Otro elemento que inhibe nuestro espíritu innovador son los tabúes. Ser creativos está a menudo relacionado con artistas y genios extravagantes. La creatividad es más una cuestión de voluntad que de un talento innato. Todos, en mayor o menor grado, podemos ser creativos. No se trata, por supuesto, de alcanzar el talento genial de un Dalí o de un Einstein, sino más bien de poner una dosis de ingenio y de color a nuestras vidas. A diario estamos enfrentados a situaciones que ponen a prueba nuestra capacidad de innovación y de nosotros depende aprovecharlas para convertir nuestro día a día en algo más agradable y menos rutinario.
Aunque para ser creativo no es necesario gozar de un talento natural, se requiere sin embargo, un esfuerzo y una actitud hoy en día poco corriente. Para adentrarnos por los senderos de la creatividad debemos, en primer lugar, desechar una serie de actitudes negativas tales como la critica constante, la autocensura, el miedo. Estas son actitudes que en definitiva confinan al espíritu creador dentro de los estrechos limites de la mediocridad. Una persona poco creativa frente a los problemas se bloquea y sucumbe en una carrera agotadora que provoca agobio y estrés.
La presente propuesta desea mostrar que todos podemos ser creativos y que una actitud innovadora aporta una mayor calidad de vida y mejora nuestra autoestima

¿Qué es la creatividad?
La creatividad es uno de los términos más vago, ambiguo y confuso. Paul Torrance, uno de los primeros y más prolíficos investigadores del área, plantea que la creatividad precisa de una definición, pero opina que aunque supiéramos exactamente qué es, no podríamos definirla con palabras. Otros expertos intentan una aproximación más científica, y piensan que la creatividad es la habilidad de producir una obra (una producción) novedosa (es decir, original e inesperada) y apropiada (es decir, útil y adaptada a las exigencias del medio)
A continuación expongo algunas definiciones sobre creatividad consideradas como relevantes:

Creatividad es la aptitud para combinar conjuntos originales a partir de elementos preexistentes: Combinar lo que ya es conocido para obtener lo nuevo. La creatividad es un proceso esencialmente combinatorio.

Creatividad es el hecho de unir, relacionar dos dimensiones hasta ese momento extrañas la una con la otra.

La creatividad es la facultad de la inteligencia que consiste en reorganizar los elementos del campo de percepción de una manera origina y susceptible de dar lugar a operaciones dentro de cualquier campo.

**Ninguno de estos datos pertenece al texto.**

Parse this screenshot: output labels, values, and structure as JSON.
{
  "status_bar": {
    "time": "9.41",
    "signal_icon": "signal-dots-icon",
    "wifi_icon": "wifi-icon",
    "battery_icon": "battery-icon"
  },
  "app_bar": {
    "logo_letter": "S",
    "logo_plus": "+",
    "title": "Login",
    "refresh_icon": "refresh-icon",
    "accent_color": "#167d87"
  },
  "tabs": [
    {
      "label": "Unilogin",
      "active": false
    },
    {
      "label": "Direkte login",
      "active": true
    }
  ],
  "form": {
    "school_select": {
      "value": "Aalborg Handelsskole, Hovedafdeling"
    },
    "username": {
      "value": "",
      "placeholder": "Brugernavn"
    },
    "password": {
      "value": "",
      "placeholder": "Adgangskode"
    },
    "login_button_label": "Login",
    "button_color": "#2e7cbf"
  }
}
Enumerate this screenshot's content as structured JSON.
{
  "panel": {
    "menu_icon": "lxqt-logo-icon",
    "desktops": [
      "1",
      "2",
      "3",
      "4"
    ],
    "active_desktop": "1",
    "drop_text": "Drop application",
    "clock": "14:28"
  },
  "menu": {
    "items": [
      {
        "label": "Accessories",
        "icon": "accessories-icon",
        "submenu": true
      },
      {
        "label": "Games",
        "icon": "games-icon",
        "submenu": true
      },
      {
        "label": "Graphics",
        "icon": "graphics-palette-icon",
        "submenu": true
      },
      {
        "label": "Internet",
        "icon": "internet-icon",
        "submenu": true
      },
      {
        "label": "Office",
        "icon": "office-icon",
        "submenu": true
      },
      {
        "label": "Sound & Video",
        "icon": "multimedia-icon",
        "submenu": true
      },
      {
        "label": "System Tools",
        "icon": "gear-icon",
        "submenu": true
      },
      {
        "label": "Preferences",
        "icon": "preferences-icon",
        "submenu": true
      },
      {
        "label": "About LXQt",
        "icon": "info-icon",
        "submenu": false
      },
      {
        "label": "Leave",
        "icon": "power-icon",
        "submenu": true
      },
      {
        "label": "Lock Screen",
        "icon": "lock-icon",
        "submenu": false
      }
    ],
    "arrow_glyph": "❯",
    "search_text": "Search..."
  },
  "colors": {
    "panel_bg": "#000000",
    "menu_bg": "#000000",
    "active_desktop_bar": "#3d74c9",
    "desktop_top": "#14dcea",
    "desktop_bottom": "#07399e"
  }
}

En términos coloquiales se confunden a menudo el concepto de creatividad y creación. Creación es el acto de crear, mientras que creatividad es el proceso que culmina en el acto creativo.
La creación hace referencia hallazgo súbito, al instante de la iluminación. Es el ¡EUREKA! De Arquímedes. La creatividad es el camino recorrido que nos conduce hacia el acto de crear, es en definitiva, es un instrumento de trabajo. Hoy en día la creatividad es fundamental para responder con eficacia a la oleada de cambios constantes.
Pero, no se puede hablar de creatividad sin desmitificar algunas de las ideas que han circulado a lo largo de la historia sobre la creatividad, muchas de las cuales son el fruto de la ignorancia y de la intuición infundada. La historia de la creatividad ha estado rodeada, hasta fechas recientes, de un halo de romanticismo y misterio. En torno a ella se han tejido mitos que los científicos están intentando aclarar. Uno de estos mitos es la creencia de que la creatividad es una habilidad reservada sólo a ciertos pensadores, científicos, artistas excepcionales, o mentes maravillosas. Este mito está equivocado al menos en dos sentidos. Primero, la creatividad se encuentra repartida entre todas las personas. Segundo, no es necesario poseer un talento excepcional para ser creativo. Hoy día, se piensa que las mentes creativas se forjan con la combinación de conocimiento, motivación, inteligencia y mucho, mucho trabajo.
Otro de los mitos históricos es la creencia de que la creatividad es un mero proceso personal. Como ejemplos paradigmáticos de esta popular creencia podemos señalar las producciones de poetas, músicos y pintores. Hay una especie de consenso entre los especialistas a la hora de considerar estas obras como resultado de un trabajo solitario, intenso y prolongado. Los psicólogos sociales se han encargado de desenmascarar la quimera. Existen pruebas sólidas que demuestran que la realidad es engañosamente simple. Se trata de un fenómeno complejo que incluye elementos de carácter social, cultural e histórico (todos estos son factores que determinan el grado de creatividad del individuo)
También, existen mitos que enfatizan el papel del inconsciente en la creación. Esta tradición se inspira principalmente en el psicoanálisis. El hecho de que la persona a menudo no pueda contarnos los procesos de pensamiento que la llevan a una producción notable no justifica la suposición de que en esos procesos intervenga el inconsciente y que sea exclusivamente el resultado del insight (descubrimiento súbito)
Así, se afirma cada vez más que la capacidad creativa tiene poco de inspiración mágica, y que depende sobre todo, aunque no exclusivamente, del aprendizaje y del trabajo.
Existen muchos enfoques destinados a explicar y desarrollar la creatividad, pero en lo que concierne este curso es el enfoque social y personal el que más nos interesa. Este está centrado en variables como: la personalidad, la motivación, el ambiente y la cultura.
En este enfoque la motivación constituye uno de los centros de interés siendo la autorrealización su principal fuerza. Algunos destacan la motivación intrínseca (relacionada con el talento innato); otros enfatizan la tendencia hacia el éxito (como factor de motivación) Los estudios de Amabile y sus colegas demuestran que el rendimiento en tareas creativas, como escribir poemas o realizar colages, aumenta de manera importante cuando se utilizan como motivadores factores intrínsecos (factores inherentes al individuo), en lugar de extrínsecos (factores relacionados con el entorno externo) La creatividad no sólo requiere motivación sino que también la genera. Si a los estudiantes se les ofreciera en la escuela la oportunidad de demostrar su creatividad, recuperarían sin duda alguna el interés por tareas académicas.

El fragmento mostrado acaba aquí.